Wednesday, September 11, 2013

September Secret Agent #9

TITLE:   A Temporary Convenience
GENRE:   Mystery

What about:

"People want to believe things that aren't true. I've always felt I should tell them when they're wrong. Often they don't appreciate my benevolent motivation. One might think the academic world would be different. If so, one would be quite wrong. Having two degrees useful for life as a professor and little else–and having well burned those particular bridges–I became an office temp."

No, that would be a disastrous answer for my interview. This was my first shot at a permanent position since receiving my doctorate two years ago. I needed a better answer. Miss Brooks, the owner of Capitol Temporary Services, had explained that I shouldn't mention those degrees, lest potential employers think me too overqualified or snooty to do their grunt work. She was right, of course. As my lawyer dad had drilled into me, don't volunteer damning information.
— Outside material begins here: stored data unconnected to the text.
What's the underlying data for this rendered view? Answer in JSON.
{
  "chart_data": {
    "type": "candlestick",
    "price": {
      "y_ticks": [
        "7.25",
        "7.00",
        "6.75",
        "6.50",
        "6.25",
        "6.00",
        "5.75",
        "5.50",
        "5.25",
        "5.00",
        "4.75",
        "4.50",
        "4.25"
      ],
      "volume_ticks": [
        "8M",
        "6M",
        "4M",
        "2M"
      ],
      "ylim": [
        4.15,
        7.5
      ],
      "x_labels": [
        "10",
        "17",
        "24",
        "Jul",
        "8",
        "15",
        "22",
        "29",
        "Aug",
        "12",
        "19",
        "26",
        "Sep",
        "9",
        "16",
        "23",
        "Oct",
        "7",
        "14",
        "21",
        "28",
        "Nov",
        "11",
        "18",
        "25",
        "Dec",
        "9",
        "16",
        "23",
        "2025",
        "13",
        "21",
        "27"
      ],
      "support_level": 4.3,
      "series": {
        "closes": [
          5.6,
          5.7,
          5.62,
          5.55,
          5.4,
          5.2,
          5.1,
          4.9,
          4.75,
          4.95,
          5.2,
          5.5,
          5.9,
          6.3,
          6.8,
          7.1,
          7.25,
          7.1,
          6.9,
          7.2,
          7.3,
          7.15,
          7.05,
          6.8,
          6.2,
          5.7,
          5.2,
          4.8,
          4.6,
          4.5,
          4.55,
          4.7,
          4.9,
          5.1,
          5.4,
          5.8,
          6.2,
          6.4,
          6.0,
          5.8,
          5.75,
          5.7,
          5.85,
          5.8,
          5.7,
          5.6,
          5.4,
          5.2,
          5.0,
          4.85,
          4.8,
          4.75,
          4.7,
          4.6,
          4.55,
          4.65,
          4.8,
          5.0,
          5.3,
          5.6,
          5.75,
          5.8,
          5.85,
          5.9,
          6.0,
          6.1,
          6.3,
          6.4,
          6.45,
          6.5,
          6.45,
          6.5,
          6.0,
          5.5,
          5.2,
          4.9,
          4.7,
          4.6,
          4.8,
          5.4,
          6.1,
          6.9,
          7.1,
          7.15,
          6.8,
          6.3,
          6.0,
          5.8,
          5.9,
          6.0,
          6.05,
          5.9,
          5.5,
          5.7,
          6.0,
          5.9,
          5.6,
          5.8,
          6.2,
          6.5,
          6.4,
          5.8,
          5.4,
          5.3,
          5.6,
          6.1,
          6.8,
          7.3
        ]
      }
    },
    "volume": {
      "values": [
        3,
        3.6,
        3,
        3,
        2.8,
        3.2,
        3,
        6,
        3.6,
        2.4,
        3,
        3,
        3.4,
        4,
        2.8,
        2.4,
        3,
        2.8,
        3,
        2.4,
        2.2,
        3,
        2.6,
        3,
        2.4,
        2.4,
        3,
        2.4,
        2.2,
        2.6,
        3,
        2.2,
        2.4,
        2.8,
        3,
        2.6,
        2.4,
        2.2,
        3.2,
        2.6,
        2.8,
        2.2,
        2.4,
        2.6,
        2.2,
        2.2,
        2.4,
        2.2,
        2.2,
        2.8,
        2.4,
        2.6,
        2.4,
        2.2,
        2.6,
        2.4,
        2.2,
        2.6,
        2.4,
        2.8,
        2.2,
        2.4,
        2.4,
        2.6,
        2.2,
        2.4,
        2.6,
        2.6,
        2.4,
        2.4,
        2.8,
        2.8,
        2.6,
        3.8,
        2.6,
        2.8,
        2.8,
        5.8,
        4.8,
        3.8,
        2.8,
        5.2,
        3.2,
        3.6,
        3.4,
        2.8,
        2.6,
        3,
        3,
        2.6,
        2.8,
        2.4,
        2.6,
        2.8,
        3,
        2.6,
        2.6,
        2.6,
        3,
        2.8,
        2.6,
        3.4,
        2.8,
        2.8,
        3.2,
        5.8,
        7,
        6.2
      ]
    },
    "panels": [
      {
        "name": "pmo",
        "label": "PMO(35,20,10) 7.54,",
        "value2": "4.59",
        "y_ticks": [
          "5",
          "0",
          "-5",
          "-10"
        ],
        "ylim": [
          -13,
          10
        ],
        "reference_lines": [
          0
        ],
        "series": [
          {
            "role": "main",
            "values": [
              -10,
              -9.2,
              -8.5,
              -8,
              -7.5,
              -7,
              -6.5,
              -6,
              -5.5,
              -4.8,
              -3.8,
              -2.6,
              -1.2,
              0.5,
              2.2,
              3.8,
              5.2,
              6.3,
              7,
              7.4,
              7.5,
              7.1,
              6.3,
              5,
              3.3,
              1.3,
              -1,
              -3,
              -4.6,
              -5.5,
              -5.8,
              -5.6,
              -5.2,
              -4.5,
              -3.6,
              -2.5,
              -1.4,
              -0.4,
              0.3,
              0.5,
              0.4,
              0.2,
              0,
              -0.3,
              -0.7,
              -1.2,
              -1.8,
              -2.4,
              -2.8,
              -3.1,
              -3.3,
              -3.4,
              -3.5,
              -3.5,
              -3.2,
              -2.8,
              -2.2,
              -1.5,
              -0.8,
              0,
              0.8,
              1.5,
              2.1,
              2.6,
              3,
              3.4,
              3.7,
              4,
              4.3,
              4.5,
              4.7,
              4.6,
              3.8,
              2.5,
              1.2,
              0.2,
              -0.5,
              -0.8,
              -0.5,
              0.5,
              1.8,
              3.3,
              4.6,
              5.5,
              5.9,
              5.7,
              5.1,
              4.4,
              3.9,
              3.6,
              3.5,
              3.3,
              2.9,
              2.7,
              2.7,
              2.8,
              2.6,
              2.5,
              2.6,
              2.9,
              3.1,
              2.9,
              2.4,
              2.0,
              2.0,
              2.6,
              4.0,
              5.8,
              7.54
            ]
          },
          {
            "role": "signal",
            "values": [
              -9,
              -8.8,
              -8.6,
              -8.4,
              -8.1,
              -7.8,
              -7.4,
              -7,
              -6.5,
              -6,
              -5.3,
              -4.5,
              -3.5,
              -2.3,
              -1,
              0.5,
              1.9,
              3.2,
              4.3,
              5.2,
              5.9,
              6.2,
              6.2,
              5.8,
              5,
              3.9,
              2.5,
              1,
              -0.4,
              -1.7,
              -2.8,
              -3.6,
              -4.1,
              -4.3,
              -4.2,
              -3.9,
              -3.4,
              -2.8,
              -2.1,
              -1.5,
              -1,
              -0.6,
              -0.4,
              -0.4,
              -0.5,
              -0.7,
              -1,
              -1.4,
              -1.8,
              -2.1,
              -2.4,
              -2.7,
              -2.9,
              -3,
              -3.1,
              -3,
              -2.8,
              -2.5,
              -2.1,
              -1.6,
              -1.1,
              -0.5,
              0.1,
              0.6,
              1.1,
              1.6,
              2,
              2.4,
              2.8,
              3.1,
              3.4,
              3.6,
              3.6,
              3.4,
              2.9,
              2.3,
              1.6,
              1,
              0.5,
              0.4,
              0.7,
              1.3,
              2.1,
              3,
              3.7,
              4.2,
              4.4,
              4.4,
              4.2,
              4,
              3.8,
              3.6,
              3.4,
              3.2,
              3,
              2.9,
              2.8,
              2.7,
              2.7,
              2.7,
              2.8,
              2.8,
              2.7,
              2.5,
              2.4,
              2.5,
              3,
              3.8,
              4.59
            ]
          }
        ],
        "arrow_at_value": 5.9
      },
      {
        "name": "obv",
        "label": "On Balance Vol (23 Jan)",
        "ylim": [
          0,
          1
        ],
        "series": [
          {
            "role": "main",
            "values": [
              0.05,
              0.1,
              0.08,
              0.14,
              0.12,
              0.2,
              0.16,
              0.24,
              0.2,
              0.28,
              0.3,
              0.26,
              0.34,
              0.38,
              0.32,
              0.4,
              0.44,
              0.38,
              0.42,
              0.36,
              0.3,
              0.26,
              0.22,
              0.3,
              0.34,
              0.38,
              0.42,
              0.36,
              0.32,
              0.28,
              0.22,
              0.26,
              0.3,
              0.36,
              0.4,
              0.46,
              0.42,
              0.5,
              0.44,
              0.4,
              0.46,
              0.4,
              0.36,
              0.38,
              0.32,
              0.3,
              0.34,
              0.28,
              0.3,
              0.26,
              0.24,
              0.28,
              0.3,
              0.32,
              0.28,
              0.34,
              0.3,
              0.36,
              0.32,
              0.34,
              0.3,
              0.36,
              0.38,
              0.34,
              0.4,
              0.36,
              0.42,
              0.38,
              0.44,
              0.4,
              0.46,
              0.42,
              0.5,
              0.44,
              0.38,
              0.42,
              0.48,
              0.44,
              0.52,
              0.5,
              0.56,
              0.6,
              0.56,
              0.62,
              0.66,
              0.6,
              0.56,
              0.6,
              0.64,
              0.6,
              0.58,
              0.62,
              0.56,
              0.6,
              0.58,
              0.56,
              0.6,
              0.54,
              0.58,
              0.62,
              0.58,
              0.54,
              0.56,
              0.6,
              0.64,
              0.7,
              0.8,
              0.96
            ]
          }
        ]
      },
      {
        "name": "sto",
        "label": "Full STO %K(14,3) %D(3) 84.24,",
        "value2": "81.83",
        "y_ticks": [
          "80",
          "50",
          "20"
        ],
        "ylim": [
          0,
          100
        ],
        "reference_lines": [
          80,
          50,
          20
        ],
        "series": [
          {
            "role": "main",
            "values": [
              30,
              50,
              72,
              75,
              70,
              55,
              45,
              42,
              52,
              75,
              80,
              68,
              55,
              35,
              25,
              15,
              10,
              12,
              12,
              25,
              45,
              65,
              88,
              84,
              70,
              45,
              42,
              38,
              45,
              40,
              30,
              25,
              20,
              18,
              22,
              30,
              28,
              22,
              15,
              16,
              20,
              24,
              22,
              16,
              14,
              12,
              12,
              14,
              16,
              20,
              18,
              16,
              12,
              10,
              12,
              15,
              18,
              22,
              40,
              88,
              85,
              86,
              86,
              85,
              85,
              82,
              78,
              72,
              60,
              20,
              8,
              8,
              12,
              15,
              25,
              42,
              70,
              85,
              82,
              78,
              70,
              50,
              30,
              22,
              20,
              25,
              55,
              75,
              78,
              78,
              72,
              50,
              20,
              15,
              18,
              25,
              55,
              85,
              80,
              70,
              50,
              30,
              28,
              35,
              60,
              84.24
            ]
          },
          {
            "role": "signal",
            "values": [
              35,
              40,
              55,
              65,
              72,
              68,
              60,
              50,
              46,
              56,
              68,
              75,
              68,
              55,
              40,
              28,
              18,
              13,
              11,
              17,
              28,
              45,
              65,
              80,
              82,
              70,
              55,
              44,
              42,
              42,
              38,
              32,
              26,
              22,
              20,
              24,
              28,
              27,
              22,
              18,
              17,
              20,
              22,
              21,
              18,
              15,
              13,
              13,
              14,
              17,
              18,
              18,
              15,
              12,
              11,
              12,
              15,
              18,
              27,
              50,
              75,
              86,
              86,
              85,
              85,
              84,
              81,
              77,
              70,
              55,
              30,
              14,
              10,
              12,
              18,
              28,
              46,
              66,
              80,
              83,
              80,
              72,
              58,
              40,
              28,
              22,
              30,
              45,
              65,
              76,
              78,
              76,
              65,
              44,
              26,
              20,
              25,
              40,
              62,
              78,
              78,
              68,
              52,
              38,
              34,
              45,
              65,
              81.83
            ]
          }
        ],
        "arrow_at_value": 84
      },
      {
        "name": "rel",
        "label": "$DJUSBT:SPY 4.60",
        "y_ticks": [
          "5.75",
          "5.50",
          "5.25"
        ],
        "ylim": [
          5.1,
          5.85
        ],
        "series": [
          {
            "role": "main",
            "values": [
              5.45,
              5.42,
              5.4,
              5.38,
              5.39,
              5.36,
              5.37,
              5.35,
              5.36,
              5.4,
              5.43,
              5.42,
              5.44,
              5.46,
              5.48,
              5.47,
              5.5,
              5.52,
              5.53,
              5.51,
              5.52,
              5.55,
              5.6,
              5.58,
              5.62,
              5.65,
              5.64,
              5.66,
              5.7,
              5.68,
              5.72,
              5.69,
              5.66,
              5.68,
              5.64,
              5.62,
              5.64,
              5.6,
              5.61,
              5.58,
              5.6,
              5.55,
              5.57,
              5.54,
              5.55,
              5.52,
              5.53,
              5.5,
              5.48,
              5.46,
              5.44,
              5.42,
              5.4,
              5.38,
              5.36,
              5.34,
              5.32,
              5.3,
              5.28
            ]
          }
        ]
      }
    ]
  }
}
Naturally, I hated the name for my firm. There was no capitol in Columbia, Maryland. Capital would be a more accurate name and had the beneficial connotation of a useful resource. Further, the word would provide an emotional draw by sharing the name of the hockey team popular in the area we served, the Baltimore/DC corridor. I'd explained all this to Miss Brooks, but she'd told me to mind my own business. This was my business, technically, but I'd dropped the subject.

Maybe I should stop obsessing over potential interview questions. Arriving far too early, I was still outside the imposing gates to the Campbell estate.


  1. For some reason, this reminds me of the beginning of THE GREAT GATSBY in which Nick Carraway is trying to convince the reader that he's an honest, unbiased narrator. Just, a modern, more cynical version of that, I guess. I like how it gives us a feel for the main character already.

  2. I like how she rants about the incorrect use of the word "capitol." Reinforces the fact that she has two degrees! I'm definitely left wanting to know what happens next.

  3. When I read the first quotation, I thought it was clunky dialogue, and I would be hesitant to make that the first significant paragraph--by the time the reader sees that this would be a disastrous answer, you may have lost them.

    Also the last sentence could very easily be changed from passive to "...I waited outside..."

    I enjoyed the inner dialogue--it revealed a tremendous amount about your character, but a lot is left out. Is this a woman or a man? I am assuming a woman, but can't be sure. I'd read more to find out.

  4. Whoa. Slow down there, tiger! You're throwing a LOT of information at me and I have no background to base it on yet. This feels more like a middle than a beginning. Your writing style is very intelligent as, without a doubt, so is the writer but might I suggest expanding this out a little? Add some descriptions of what she's wearing and why, something quirky about the town or office (capitol is a good start), what she's currently doing, etc. Pull me int the story so we can go on an adventure together.
    If I were editing this, I'd go with an opening more like:
    As my lawyer father (because 'drilled' seems a severe term and 'father' reflects this better) drilled into me, "(main character's name) don't go volunteering too much damn information!"
    That's the difference between my father and I, I've always felt I should tell them when they're wrong. For me, that's problem with this world, people don't want to believe things that aren't true.
    Good luck! I look forward to your cerebral offerings ;)

  5. I hate to admit it, but I'm hooked.

    Give me more.

    Take my money damnit!

  6. Now that I'm not sleep deprived and all that good stuff.

    I really like this, I enjoy the snark from the main character, particularly with the Capitol Temporary Services.

    However, the answer in the opening and the second paragraph have some things that make me stumble (using lest, "beneficial connotation for a useful resource"). In the second paragraph, there's two uses of answer in two lines.

    Still, I'd read more.

  7. I would second Zolosolo's suggestion, if I may – start with: "As my father drilled into me...information!" Then maybe mention the boss agreeing. I think the excerpt as a whole could be expanded with a couple phrases to place us in the character – technically we don't even know if this is a man or woman, though the voice feels feminine to me.

    I do feel like the character is relatable to a certain type of person (who also likes to correct others' misconceptions, for instance), but you could easily make this intriguing to a wider audience.

  8. I'd suggest starting where you stopped, because nothing happens before that, and nothing she talked about seemed relevant in any way. Knocking on a door wasn't enough to hook me.

  9. There is a kind of charming energy  (and a bit of snark, which I like) to these opening paragraphs, but I feel like I know more about this character’s temp agency and her degrees than I do about her motivations, beyond wanting a permanent position. This causes see opening paragraphs to have a big of a slow feel.